ARL5 is a small GTPase of the ARF family that is recruited to the TGN by the ARF–family GTPase ARFRP1, in complex with the transmembrane protein SYS1. At the TGN, ARL5 mediates the recruitment of its known effector, the GARP–tethering complex, promoting SNARE–dependent fusion of endosome-derived retrograde transport carriers with the TGN. To explore additional functions of ARL5, we performed proximity biotinylation and protein-interaction assays to identify novel effectors. These analyses revealed that the armadillo-repeat protein (a family of proteins that contain several tandemly repeated copies composed of a pair of alpha helices that form a hairpin structure) ARMH3 (C10orf76) specifically binds to the active, GTP–bound form of ARL5 and is recruited to the TGN in a manner dependent on SYS1, ARFRP1, and ARL5. Unlike GARP, ARMH3 is not required for retrograde cargo transport. Instead, ARMH3 plays a distinct role by activating phosphatidylinositol 4-kinase III beta (PI4KB), which generates the major pool of phosphatidylinositol 4-phosphate (PI4P) at the TGN. This PI4P pool supports the recruitment of the oncoprotein GOLPH3 and facilitates glycan processing at the TGN. Collectively, these findings identify a novel SYS1–ARFRP1–ARL5–ARMH3 axis that regulates PI4KB–mediated PI4P production at the TGN, expanding our understanding of lipid signaling and membrane trafficking at this organelle.

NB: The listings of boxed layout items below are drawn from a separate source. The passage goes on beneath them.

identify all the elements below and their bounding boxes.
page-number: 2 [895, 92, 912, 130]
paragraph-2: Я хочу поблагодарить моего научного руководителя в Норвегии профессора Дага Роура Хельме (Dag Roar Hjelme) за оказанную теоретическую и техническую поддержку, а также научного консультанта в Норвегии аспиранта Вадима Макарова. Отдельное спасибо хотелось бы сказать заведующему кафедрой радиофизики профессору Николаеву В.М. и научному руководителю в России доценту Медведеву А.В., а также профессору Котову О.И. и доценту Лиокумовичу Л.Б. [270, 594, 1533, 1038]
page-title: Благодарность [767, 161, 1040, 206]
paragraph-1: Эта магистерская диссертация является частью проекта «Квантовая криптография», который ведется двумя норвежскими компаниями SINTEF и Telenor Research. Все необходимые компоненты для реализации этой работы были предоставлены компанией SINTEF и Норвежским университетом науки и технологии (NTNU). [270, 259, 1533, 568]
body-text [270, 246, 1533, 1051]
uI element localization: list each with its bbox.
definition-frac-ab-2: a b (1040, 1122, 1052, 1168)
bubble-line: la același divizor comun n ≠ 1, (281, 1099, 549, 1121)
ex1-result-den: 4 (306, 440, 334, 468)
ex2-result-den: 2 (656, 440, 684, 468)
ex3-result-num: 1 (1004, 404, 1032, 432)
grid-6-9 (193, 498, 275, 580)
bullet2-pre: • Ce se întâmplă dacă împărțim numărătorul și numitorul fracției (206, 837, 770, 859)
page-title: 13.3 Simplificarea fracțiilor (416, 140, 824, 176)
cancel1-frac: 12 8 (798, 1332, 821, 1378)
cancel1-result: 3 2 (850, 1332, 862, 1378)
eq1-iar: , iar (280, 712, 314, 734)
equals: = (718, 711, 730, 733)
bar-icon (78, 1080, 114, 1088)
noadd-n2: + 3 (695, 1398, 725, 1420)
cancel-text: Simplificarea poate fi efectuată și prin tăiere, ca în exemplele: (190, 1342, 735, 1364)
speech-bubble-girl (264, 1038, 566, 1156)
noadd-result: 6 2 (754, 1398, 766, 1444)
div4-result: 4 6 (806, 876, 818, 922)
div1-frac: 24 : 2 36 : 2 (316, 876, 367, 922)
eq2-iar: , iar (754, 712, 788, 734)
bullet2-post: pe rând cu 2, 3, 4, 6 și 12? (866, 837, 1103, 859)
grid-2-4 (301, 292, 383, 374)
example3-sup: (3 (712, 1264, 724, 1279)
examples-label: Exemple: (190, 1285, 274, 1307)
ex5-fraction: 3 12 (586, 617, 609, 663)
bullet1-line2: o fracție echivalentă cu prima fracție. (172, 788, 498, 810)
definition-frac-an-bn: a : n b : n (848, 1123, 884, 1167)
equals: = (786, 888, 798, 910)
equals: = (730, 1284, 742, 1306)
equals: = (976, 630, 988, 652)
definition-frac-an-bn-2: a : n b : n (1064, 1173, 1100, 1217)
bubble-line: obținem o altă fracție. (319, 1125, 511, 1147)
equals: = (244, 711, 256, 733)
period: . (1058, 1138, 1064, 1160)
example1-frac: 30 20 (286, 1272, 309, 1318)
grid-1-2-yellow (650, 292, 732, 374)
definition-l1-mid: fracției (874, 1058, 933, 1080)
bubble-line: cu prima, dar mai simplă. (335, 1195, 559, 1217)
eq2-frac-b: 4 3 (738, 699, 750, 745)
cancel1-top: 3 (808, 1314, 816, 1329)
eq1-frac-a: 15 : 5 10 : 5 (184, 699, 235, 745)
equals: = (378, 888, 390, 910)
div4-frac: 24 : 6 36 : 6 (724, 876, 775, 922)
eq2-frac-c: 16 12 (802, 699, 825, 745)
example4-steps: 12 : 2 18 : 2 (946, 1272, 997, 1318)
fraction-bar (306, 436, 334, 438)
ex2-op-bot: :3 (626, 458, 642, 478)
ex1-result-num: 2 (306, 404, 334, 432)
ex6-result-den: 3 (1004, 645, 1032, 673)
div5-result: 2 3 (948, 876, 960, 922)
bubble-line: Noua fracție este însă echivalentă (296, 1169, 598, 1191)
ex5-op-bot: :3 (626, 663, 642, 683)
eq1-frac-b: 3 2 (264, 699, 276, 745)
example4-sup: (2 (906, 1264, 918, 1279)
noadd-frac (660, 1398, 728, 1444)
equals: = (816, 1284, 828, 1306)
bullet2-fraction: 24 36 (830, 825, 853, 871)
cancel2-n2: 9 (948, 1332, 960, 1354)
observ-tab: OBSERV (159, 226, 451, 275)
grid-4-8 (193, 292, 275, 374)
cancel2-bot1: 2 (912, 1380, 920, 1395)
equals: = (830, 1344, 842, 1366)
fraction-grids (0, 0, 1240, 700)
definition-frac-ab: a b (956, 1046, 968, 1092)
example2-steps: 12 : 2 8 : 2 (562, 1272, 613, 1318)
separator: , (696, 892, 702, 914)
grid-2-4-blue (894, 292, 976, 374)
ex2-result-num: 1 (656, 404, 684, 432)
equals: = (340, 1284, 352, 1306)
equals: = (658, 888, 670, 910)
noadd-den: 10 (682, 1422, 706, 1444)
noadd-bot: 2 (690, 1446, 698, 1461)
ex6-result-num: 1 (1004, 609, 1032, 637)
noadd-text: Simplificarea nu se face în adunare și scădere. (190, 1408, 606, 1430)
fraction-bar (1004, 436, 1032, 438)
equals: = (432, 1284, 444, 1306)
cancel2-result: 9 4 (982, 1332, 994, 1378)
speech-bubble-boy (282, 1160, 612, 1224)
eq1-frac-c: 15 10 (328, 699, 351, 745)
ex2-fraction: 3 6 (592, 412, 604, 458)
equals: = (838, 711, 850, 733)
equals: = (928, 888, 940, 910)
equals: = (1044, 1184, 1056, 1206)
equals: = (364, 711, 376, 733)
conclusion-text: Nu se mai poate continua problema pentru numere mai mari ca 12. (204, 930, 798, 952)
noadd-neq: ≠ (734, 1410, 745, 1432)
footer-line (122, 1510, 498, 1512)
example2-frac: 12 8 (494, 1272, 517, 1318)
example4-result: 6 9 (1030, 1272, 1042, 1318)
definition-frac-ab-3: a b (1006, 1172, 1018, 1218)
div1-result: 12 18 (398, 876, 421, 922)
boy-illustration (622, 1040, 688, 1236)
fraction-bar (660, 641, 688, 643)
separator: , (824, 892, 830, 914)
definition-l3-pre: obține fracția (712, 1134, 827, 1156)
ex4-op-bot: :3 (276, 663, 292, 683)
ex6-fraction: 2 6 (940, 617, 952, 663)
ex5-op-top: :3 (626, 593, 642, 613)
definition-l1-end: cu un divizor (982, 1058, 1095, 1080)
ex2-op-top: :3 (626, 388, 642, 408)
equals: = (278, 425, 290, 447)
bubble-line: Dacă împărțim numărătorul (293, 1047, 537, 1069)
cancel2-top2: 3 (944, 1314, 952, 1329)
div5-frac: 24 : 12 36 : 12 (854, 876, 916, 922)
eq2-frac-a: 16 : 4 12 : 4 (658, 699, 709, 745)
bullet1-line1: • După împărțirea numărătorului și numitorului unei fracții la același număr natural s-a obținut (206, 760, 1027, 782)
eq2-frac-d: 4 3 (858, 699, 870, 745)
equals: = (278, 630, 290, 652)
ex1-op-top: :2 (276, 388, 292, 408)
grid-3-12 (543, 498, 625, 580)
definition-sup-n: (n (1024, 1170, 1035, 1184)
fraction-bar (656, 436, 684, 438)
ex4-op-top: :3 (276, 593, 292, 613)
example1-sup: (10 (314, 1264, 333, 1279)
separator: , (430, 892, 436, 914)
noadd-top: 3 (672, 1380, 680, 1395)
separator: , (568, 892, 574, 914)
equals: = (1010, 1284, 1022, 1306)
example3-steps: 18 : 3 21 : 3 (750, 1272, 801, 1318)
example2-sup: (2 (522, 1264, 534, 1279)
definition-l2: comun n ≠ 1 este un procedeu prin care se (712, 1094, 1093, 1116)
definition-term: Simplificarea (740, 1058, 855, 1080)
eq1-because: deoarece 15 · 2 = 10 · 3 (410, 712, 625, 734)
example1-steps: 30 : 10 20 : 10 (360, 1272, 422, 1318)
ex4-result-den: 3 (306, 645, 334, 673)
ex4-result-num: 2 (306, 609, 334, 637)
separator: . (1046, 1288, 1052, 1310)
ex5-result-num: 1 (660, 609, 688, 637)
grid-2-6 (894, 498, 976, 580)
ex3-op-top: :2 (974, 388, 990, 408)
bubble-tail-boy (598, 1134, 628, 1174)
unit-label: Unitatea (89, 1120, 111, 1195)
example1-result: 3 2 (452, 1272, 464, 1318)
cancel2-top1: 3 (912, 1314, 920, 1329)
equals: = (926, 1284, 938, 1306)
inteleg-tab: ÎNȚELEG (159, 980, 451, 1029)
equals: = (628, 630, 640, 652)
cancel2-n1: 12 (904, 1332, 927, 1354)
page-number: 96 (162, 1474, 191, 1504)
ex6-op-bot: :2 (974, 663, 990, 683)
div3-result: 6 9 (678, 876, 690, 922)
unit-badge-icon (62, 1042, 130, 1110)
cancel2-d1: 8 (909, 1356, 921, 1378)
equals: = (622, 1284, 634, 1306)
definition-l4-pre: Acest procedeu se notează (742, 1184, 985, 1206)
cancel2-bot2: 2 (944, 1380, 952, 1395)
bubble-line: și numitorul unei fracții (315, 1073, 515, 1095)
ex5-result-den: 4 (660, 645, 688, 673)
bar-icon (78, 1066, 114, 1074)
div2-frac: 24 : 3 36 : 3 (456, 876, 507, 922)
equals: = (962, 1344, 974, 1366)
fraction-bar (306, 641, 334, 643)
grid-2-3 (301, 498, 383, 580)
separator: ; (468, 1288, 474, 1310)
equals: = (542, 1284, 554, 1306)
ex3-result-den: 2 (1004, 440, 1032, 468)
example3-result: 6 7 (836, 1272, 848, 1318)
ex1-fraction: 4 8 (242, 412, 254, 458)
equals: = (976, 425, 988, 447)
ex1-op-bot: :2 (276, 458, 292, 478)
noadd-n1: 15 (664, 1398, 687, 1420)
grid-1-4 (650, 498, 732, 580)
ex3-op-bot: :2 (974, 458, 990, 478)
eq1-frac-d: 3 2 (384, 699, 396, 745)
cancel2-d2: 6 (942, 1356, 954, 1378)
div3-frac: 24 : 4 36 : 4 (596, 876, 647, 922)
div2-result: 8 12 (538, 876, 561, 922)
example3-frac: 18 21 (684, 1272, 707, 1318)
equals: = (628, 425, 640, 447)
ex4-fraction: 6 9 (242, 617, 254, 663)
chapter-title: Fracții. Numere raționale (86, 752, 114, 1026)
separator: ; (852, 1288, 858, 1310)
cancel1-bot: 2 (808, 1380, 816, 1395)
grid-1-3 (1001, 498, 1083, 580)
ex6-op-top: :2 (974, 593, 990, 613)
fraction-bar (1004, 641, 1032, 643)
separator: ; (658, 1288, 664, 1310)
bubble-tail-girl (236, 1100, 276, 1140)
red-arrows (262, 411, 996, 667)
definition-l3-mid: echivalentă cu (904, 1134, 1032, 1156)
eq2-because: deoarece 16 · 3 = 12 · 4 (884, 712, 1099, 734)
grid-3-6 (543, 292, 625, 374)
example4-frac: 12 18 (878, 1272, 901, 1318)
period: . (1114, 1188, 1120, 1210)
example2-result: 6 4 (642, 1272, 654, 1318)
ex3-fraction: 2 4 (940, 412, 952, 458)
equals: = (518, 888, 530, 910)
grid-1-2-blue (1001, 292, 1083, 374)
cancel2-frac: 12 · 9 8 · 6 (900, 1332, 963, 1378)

In neurons, RNA granules are transported along the axon for local translation away from the soma. Recent studies indicate that some of this transport involves the hitchhiking of RNA granules on lysosome-related vesicles. To identify a subset of axonal mRNAs that depend on lysosome-related vesicles for transport, this past year we leveraged the ability to prevent transport of these vesicles into the axon by knocking out the lysosome-kinesin adaptor BLOC-one–related complex (BORC), which we had discovered in previous research. We found that BORC knockout causes depletion of a large group of axonal mRNAs that mainly encode ribosomal and mitochondrial/oxidative phosphorylation proteins. The depletion results in mitochondrial defects and eventually leads to axonal degeneration in human induced pluripotent stem cell (iPSC)–derived and mouse neurons. Pathway analyses of the depleted mRNAs revealed a mechanistic connection between BORC deficiency and common neurodegenerative disorders. The findings demonstrate that mRNA transport on lysosome-related vesicles is critical for the maintenance of axonal homeostasis and that its failure causes axonal degeneration.